The Government controls every thing else but not Corporate Profits, lets start there and regulate how much a person has to pay and how much corporate can use to pay them selves, just like they did to the Work Class Wages back in the late 1960’s when it came to pay raises.
The Hoffman Post
By Ben Hoffman
May 4, 2012
Health care in America costs more than in other industrialized nation and we aren’t even getting the world’s best care for our dollars, according to a new study.
The United States spent $7,960 per capita on health care in 2009, the most of 13 industrialized nations in the Organization for Economic Cooperation and Development, reports the Commonwealth Fund, a research institution.
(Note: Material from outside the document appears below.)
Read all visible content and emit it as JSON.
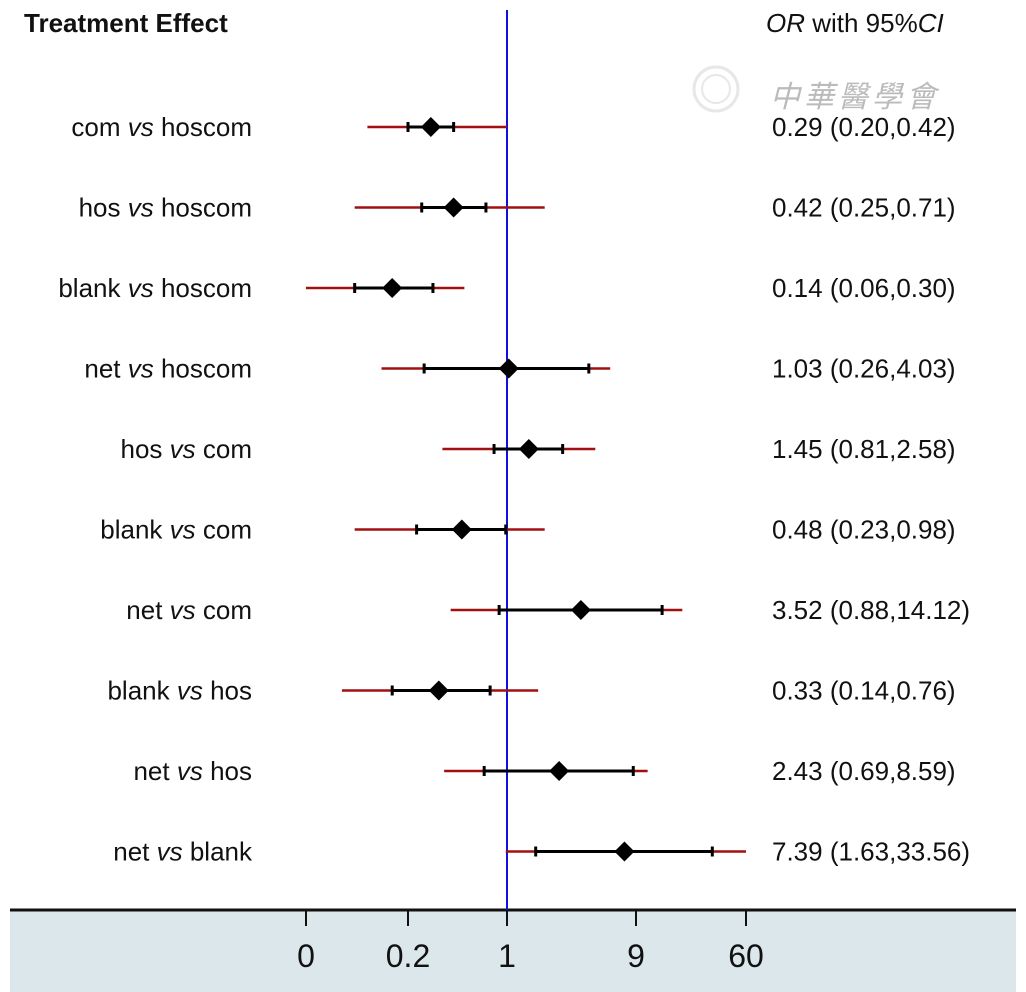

That’s almost three times the amount spent in Japan, which has the lowest expenses of the countries reviewed.
Americans pay the highest prices for physician visits, hospital treatments and prescription drugs and get expensive diagnostic tests like MRIs at a higher-than-average rate. More Americans are obese, too, though the nation’s population is younger than all the other countries but New Zealand and is the least likely to smoke cigarettes than people anywhere but Sweden, according to the report.
Escalating prices for health care and high use of potentially wasteful, inefficient and unnecessary medical services are the main reasons for the rapidly escalating cost of health insurance, the growing ranks of the uninsured and the fiscal burdens of Medicare and Medicaid. Big price tags also lead Americans, even those with health insurance, to go without care they need.